Iran’s hard power is limited, and unlikely to ever get very substantial. Iran’s soft power derives substantially from opposition to the United States. Iran and America have no substantial interests in opposition, but they also have no substantial enemies in common around which they could unite; indeed, Iran’s principal rivals are America’s allies, and the non-state actors that the War on Terror is supposed to be about defeating are most threatening to precisely those countries that are America’s allies and Iran’s rivals. How would rapprochement with America serve Iranian interests?

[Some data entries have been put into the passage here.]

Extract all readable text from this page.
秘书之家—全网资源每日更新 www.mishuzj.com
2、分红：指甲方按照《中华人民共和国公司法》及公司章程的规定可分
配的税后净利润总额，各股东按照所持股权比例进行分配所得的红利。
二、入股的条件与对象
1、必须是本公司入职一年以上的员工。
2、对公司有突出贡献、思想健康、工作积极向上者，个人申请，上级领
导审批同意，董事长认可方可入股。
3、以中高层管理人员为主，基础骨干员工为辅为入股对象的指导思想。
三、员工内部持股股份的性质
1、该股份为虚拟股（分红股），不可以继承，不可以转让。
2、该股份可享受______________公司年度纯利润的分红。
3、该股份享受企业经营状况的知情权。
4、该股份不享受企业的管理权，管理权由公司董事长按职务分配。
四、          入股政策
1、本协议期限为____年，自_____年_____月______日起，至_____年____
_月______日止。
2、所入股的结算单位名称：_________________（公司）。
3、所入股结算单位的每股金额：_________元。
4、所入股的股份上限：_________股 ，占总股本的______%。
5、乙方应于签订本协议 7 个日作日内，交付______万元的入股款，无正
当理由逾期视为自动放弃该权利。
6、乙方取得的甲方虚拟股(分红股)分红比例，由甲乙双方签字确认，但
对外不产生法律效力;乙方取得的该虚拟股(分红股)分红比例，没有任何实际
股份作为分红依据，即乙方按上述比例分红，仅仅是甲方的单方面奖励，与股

Mind you, I’m not making a brief here for war with Iran by any means. I think a military confrontation between America and Iran would be disastrous. And I understand the appeal of, to make a different analogy, a Sadat-goes-to-Jerusalem scenario for a new American President and Iran. But, again, I just don’t see what closes a deal. Sadat got the Sinai and American aid; Israel got to stop worrying about its southern front. What do we get from Iran for giving them control of Iraq, influence in Afghanistan, and whatever else they get from a deal with America? Or, to put it another way, assuming Lind is right and that it’s bottom-line good for us that somebody be running the show, that there not be total chaos, what might the other consequences of a massive Iranian victory be? It seems to me that it would be very much in Iran’s interest not to leave the table at this point but to stoke the fires of discontent among its regional rivals; and if I were an Egyptian, a Turk, a Saudi, or a Pakistani, a sudden American reversal on Iran would convince me that America could not be relied upon and therefore we would need to provide for our own security against Iran. In other words, we would not be stabilizing the region and eliminating dangerous non-state actors. We would just be switching horses.

Which, I would point out, is precisely what the Michael Ledeens think we should be doing – only they think we should do it after the glorious restoration of Iranian "freedom." That’s really the only difference between right-wing wishful thinking on Iran and left-wing wishful thinking: the one presumes that after regime change we will be natural allies, while the other presumes that we can be natural allies without regime change. Neither is the case. We cannot be natural allies unless and until we have a natural common enemy or other substantial common interests.

What am I missing here? I’m very receptive to the skeptical case about war with Iran. Why should I not be skeptical of the case for peace as well?